Welsh novelist and writer (1890–1976)

Myfanwy Pryce (3 October 1890 – 16 March 1976) was a Welsh novelist and short story writer, author of nine published novels. Her works were admired for their gentle humour and literary technique.

==Early life and education==
Lucy Myfanwy Pryce was born in 1890, near Llandeilo, Carmarthenshire, and lived at Rhyl, the youngest of seven daughters of Rev. Shadrach Pryce (1833–1914), the dean of St. Asaph Cathedral, and his wife Margaret Ellen Davies (1943–1902). Myfanwy Pryce's brother Lewis Pryce became the Archdeacon of Wrexham; her uncle was John Pryce, the Dean of Bangor Cathedral.

==Career==
In 1915, she shared the Lyric Prize at the National Eisteddfod. During World War I, she worked in London, at the Red Cross War Library, and at the Ministry of National Service.

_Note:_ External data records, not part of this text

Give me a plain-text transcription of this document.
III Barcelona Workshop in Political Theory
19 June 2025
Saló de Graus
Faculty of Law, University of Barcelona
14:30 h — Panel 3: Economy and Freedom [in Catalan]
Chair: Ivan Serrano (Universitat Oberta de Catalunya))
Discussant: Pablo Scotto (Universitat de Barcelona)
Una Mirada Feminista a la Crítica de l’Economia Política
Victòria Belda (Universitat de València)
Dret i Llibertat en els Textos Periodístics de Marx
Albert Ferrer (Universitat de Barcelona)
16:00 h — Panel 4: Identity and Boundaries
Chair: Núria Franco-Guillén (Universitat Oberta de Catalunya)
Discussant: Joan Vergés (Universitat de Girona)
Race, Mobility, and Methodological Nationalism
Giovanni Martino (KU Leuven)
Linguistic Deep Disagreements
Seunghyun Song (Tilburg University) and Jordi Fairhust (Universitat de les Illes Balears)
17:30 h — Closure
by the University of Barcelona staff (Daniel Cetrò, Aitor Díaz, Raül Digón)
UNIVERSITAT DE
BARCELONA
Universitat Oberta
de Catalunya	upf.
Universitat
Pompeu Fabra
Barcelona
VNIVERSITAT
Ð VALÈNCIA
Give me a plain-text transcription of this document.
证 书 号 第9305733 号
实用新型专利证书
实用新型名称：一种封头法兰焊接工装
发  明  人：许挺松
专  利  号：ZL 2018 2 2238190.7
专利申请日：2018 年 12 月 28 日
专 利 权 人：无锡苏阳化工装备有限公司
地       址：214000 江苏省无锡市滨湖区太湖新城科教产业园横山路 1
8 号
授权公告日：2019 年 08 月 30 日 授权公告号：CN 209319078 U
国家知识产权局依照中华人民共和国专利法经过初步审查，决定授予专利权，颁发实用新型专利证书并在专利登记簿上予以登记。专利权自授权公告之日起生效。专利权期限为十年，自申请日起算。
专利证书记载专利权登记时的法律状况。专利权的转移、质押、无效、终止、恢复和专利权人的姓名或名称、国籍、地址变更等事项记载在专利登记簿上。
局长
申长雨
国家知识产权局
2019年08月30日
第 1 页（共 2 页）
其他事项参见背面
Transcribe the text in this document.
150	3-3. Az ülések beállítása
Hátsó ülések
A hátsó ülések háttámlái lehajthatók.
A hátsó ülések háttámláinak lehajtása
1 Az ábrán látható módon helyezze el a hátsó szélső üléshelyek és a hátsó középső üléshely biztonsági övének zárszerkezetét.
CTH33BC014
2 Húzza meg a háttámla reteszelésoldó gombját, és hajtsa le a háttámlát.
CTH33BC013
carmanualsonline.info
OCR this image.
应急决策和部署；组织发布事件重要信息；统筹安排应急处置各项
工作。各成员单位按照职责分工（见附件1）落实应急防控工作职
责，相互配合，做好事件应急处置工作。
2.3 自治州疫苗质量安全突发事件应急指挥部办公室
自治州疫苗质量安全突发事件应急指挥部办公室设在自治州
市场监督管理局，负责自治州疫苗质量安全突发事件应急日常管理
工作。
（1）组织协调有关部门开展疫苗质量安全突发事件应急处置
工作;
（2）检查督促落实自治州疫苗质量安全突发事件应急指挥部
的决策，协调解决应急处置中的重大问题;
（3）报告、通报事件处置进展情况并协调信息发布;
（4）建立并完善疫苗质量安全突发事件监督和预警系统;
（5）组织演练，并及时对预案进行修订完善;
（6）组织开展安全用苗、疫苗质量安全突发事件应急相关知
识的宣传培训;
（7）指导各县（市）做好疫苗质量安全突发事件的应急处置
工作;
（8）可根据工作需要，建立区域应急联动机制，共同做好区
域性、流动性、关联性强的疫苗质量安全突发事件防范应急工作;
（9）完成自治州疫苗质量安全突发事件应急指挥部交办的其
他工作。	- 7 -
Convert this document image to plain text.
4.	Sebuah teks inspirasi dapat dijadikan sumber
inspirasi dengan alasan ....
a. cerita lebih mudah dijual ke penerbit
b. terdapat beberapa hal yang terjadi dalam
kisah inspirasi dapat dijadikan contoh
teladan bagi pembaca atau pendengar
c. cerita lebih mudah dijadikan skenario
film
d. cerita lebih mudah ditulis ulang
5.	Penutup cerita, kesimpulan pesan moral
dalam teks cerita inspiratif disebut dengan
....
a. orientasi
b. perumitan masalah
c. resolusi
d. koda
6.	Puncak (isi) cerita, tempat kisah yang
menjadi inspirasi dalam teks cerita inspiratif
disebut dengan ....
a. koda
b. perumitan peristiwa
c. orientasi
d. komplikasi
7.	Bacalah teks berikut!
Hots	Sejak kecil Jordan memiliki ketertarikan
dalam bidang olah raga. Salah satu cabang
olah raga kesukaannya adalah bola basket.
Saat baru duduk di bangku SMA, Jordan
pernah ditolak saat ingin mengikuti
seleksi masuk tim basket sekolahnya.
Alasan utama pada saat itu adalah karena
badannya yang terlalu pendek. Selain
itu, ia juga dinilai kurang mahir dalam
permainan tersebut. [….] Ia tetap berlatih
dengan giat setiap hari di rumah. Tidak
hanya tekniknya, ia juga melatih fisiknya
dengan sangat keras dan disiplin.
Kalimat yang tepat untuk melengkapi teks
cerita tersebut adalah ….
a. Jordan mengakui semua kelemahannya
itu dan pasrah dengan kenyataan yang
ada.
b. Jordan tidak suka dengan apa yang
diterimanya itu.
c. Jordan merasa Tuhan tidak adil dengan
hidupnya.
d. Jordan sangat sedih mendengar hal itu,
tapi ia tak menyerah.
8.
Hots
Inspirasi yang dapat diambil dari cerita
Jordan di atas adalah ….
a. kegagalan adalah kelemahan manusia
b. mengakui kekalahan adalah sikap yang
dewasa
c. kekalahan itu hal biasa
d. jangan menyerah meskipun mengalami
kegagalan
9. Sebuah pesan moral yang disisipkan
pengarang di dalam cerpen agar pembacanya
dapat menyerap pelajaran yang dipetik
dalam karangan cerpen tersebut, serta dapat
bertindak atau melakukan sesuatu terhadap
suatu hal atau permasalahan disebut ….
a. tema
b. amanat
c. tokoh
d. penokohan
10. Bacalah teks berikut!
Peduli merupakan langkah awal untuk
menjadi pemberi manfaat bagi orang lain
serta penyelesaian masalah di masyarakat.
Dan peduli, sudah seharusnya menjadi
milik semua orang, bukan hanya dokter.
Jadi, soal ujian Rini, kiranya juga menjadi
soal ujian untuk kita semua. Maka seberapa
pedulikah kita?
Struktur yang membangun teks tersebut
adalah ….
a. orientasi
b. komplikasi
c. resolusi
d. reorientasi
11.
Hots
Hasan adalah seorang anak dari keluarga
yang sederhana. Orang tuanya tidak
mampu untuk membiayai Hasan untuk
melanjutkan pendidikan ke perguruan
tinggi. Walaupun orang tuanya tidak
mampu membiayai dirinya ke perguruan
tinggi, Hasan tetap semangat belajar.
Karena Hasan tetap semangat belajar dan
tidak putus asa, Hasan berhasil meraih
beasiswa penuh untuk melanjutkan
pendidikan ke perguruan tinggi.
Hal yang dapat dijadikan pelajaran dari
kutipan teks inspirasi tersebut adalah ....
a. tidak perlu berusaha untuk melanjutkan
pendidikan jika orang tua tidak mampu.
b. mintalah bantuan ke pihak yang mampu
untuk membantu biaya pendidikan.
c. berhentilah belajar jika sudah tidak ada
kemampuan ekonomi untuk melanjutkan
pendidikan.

Myfanwy Pryce began publishing fiction with her novel Blue Moons (1919), an "amusing and vivid account of girls' lives" during World War I. In reviewing her later novel, The Wood Ends, the Glasgow Herald praised Pryce's "lightness of strokes", and found the book "a particularly neat exercise in psychology." An Australian reviewer admired the "placid charm and gentle humour" of her writing.

==Books by Myfanwy Pryce==

- Blue Moons (1919)
- Parsons' Wives (1926)
- Gingerbread Lea (1927)
- Wild Oats Meadow (1927)
- Blind Lead (1928)
- The Gift and Other Stories (short story collection, 1932)
- The Wood Ends (1937)
- Lady in the Dark (1938)
- Anything Might Happen (1939)
- A Life of My Own (1946)

==Legacy==
Myfanwy Pryce died in 1976, age 86. Her papers, including unpublished and unfinished manuscripts, are in the National Library of Wales.

A floral coverlet embroidered by Pryce during World War II is in the Quilters' Guild Collection at the former Quilt Museum and Gallery in York.